Personne ne répondit, parce que la Gloriette venait de se mettre sur ses pieds. Elle semblait attendre que quelqu'un parlât. Le sergent la devina et marcha vers elle.

—Vous allez suivre ces messieurs au bureau de police de votre quartier, lui dit-il avec douceur, en montrant les deux agents. C'est heureux qu'ils se soient trouvés là à la gare, vous ferez votre déclaration. S'il y a des témoins, ils déposeront. La Gloriette avait ses grands yeux fixés sur lui.

—C'est donc moi! murmura-t-elle. Tout ce monde-là est ici pour moi! Et on m'a volé ma Petite-Reine!

Médor la prit dans ses bras pour l'empêcher de tomber à la renverse.

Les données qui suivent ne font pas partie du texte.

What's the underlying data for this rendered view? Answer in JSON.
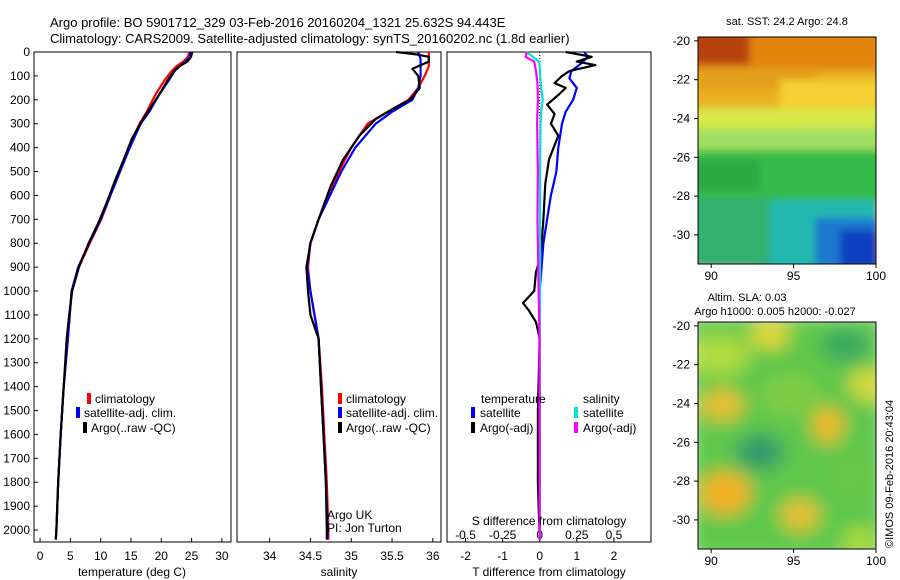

Tous les bruits étaient morts comme par enchantement. Un silence profond entourait cette scène. L'angoisse des mères est contagieuse entre toutes. On voyait un large cercle de figures attristées, dont l'expression avait quelque chose de respectueux.

—Je l'ai quittée ce matin, poursuivit la Gloriette; chaque fois que je la quittais, j'avais peur. Il me semblait que j'étais trop heureuse, et qu'on me prendrait mon bonheur. J'ai pensé à elle tout le long du chemin, à elle, rien qu'à elle. Jamais je ne pense qu'à elle... Etes-vous bien sûr qu'on me l'ait volée? Pourquoi me l'aurait-on volée? À quoi peut-elle leur servir, puisqu'ils ne sont pas sa mère!

Elle disait tout cela lentement et presque à voix basse, mais chacun l'entendait, même aux derniers rangs de la foule.

Deux grosses larmes, les premières qu'elle eût versées, coulaient sur sa joue pâle.